Dizem não ter complexos com o sector privado, sendo indiferente se as pessoas são tratadas pelos serviços públicos ou por privados. Assim justificam a crescente transferência dos cuidados de saúde para entidades privadas, à custa dos dinheiros públicos e abdicando de utilizar as capacidades do Serviço Nacional de Saúde. Não há duvida que quando comprovadamente os serviços públicos não têm capacidade de responder a uma necessidade inadiável, se deve admitir o recurso a outras entidades. Mas o que não é admissível é o recurso sistemático a privados sem que as capacidades públicas estejam esgotadas. Não é aceitável, e contraria até as tão apregoadas regras de boa gestão, que o Estado pague a outros para fazerem aquilo que ele próprio tem capacidade para fazer.

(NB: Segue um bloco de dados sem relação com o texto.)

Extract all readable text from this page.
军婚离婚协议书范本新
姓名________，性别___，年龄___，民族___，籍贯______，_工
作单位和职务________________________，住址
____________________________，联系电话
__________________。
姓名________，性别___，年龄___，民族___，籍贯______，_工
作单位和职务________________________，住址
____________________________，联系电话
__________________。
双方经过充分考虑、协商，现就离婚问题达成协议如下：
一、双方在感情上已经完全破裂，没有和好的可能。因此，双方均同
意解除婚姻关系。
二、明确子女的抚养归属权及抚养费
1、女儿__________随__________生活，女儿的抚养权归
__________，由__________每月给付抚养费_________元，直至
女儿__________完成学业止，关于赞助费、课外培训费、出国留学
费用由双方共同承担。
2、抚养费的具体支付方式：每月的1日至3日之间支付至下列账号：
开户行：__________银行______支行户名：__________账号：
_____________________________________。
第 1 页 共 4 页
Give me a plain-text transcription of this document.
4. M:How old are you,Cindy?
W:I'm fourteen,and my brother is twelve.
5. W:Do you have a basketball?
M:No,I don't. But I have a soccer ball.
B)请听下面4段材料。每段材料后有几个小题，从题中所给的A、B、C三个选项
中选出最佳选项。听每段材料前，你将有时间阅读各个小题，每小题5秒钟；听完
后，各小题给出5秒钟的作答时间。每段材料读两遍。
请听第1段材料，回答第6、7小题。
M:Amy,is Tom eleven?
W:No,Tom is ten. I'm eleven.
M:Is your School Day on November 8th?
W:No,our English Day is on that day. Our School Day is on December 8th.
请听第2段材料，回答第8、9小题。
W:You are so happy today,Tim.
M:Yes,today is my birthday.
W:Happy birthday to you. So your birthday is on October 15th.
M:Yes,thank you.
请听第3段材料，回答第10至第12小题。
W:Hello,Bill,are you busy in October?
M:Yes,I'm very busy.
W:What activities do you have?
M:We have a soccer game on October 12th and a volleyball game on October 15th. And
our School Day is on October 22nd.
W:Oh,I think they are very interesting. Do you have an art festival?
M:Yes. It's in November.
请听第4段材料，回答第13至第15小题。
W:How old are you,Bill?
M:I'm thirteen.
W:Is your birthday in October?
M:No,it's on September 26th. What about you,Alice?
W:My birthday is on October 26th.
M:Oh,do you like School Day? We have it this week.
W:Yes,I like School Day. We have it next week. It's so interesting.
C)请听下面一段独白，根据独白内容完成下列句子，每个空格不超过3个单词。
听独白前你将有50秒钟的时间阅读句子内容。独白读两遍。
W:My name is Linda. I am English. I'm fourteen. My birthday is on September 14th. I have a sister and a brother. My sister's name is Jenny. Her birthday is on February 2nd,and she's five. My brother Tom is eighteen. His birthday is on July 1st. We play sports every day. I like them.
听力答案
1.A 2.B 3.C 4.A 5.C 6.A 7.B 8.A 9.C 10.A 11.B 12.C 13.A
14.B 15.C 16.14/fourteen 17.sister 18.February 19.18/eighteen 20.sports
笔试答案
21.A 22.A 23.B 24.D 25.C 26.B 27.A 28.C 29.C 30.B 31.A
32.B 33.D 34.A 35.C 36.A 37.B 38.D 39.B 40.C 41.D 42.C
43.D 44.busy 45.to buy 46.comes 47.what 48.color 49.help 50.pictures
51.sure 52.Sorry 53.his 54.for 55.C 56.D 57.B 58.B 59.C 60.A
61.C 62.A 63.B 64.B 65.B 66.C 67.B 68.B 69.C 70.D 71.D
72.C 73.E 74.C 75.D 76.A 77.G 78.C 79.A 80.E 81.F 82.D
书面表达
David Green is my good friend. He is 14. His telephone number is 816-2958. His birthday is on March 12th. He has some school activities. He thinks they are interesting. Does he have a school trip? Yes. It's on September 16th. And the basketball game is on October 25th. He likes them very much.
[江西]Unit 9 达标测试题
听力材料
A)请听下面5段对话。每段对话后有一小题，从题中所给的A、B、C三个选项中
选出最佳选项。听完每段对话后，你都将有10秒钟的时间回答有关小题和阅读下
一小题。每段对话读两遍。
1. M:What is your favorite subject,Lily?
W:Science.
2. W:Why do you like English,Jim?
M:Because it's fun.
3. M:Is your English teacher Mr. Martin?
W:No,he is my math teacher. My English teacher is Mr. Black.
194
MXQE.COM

Repete também o Governo que tem muito respeito pelos profissionais de saúde mas que antes dos seus direitos vêm os direitos dos utentes. Mas, na verdade, nem o Governo respeita os profissionais de saúde e os seus direitos, nem há qualquer contradição entre direitos de quem trabalha na saúde e as necessidades dos utentes. De facto, o que verdadeiramente prejudica o utente é que os profissionais de saúde estejam progressivamente mais sujeitos à precariedade, a critérios de gestão economicistas ou à degradação das suas condições de trabalho, vendo assim degradadas as condições para o desempenho com qualidade da sua função.
(...)
Com esta iniciativa de debate sobre o rumo da política de saúde o nosso Partido não só aprofundou a sua reflexão, como colheu também sugestões e propostas de resposta aos problemas, resposta que também terá expressão na nossa intervenção na Assembleia da República.